Officials at the Center for News Literacy at Stony Brook University say the truth is in trouble. They say news consumers are inundated with fake news, propaganda, hoaxes, rumors, satire and advertising that often masquerades as, and drowns out, fact-based journalism.
On Sunday, the Center will open a three-day global conference that they say will confront the challenges of this ongoing information revolution that’s fueled largely by social media.
WSHU’s All Things Considered Host Bill Buchner recently spoke with Richard Hornik, the director of Overseas Partnership Programs at the News Literacy Center, about the conference. Below is a transcript of their conversation.
Well, thank you very much.
How did the idea of this conference develop?
Actually we’ve been working on this weekend for quite a long time. The Center was started about 10 years ago, it’s part of the School of Journalism at Stony Brook. And it was created by our dean, Howard Schneider. The course was created as a way of trying to teach people what they should get from journalism and what they should demand from journalism. And then about five years ago, we began to spread it overseas. We anticipated the era of fake news by quite a bit.
What do you hope to achieve through the upcoming conference?
Well, we’ve got now partners in seven different countries around the world that we’ve worked with. They’ve taken our curriculum and they’ve adapted and adopted it to their own circumstances. We’ve got participants from Poland, from Russia, even Vietnam.

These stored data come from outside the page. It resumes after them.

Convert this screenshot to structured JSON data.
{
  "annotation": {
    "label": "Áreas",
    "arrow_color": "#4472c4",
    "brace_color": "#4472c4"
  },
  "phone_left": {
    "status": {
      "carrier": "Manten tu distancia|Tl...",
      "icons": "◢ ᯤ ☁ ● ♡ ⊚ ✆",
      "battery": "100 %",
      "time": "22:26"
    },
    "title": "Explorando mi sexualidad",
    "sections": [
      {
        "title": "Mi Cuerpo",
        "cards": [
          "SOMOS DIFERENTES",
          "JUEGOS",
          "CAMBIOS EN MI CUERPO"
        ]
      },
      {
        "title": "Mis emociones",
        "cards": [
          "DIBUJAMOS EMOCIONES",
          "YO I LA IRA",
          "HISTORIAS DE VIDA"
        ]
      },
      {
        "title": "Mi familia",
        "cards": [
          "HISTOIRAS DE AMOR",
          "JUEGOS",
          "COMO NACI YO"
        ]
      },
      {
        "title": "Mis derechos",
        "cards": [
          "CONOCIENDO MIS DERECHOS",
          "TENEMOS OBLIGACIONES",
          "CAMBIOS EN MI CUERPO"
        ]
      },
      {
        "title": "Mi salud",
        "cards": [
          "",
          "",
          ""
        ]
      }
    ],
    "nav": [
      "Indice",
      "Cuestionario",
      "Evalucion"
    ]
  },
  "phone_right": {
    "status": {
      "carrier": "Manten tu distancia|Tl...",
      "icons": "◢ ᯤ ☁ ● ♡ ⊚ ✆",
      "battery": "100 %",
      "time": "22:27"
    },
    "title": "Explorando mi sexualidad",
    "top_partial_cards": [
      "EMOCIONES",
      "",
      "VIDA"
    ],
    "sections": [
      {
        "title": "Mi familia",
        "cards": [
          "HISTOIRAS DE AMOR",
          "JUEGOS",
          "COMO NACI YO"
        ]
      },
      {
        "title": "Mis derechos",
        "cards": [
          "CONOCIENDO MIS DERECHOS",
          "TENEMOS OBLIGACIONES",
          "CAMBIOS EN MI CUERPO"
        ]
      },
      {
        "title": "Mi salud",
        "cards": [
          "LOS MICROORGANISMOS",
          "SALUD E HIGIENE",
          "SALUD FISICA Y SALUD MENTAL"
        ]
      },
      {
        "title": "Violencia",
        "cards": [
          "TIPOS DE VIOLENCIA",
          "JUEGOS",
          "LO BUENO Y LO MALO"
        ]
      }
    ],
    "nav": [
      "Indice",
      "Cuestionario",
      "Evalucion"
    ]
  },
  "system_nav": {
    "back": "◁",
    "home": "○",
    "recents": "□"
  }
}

And we’ve actually, over the course of the last five years, have changed the way we teach news literacy because of some of the insights some of our colleagues have had. So what we’re trying to do is create a global community of people who are teaching this course as a way of strengthening it and eventually of dealing with some of these issues that have arisen, that have been particularly obvious in the last year.
On the webpage of the conference, it says one of the goals is to develop strategies expanding news literacy to new groups of learners. Who are these learners and what exactly is news literacy?
It’s basically a course of critical thinking. It’s how to evaluate the quality of the information we get, wherever we get it. Initially we were mostly focused on undergraduates. We’ve taught over 10,000 students at Stony Brook in the last 10 years. And another 6,000 in the United States in other universities and overseas. But we want to expand that.
We now believe that in fact, we really need to start giving these life skills to everyone. We’re particularly interested in middle school students, 12-year olds. And we’re also interested in going out to the general public. So for the middle school, we’ve got an initiative in Coney Island at I.S. 303, where the students get an hour of materials related to our course every week.
And we’ve also launched what they call a massive online open course with Coursera, a MOOC, called, Making Sense of the News, which is meant for the general public. But one of the things we really want is to get consumers to understand their power. That by demanding reliable information, people will get reliable information.
If you think about what’s going on here in the United States, with the troubles we’ve had in the journalism business, I worked for Time magazine for 24 years, the new media outlets, outlets like BuzzFeed and Vice, they’re getting better. They’re getting more reliable and we think that’s because people are demanding it. So we want to accelerate this process of people demanding better, more reliable information.
Professor Hornick, thank you for your time and good luck with the conference.
Well, thank you so much. It was a great pleasure talking to you.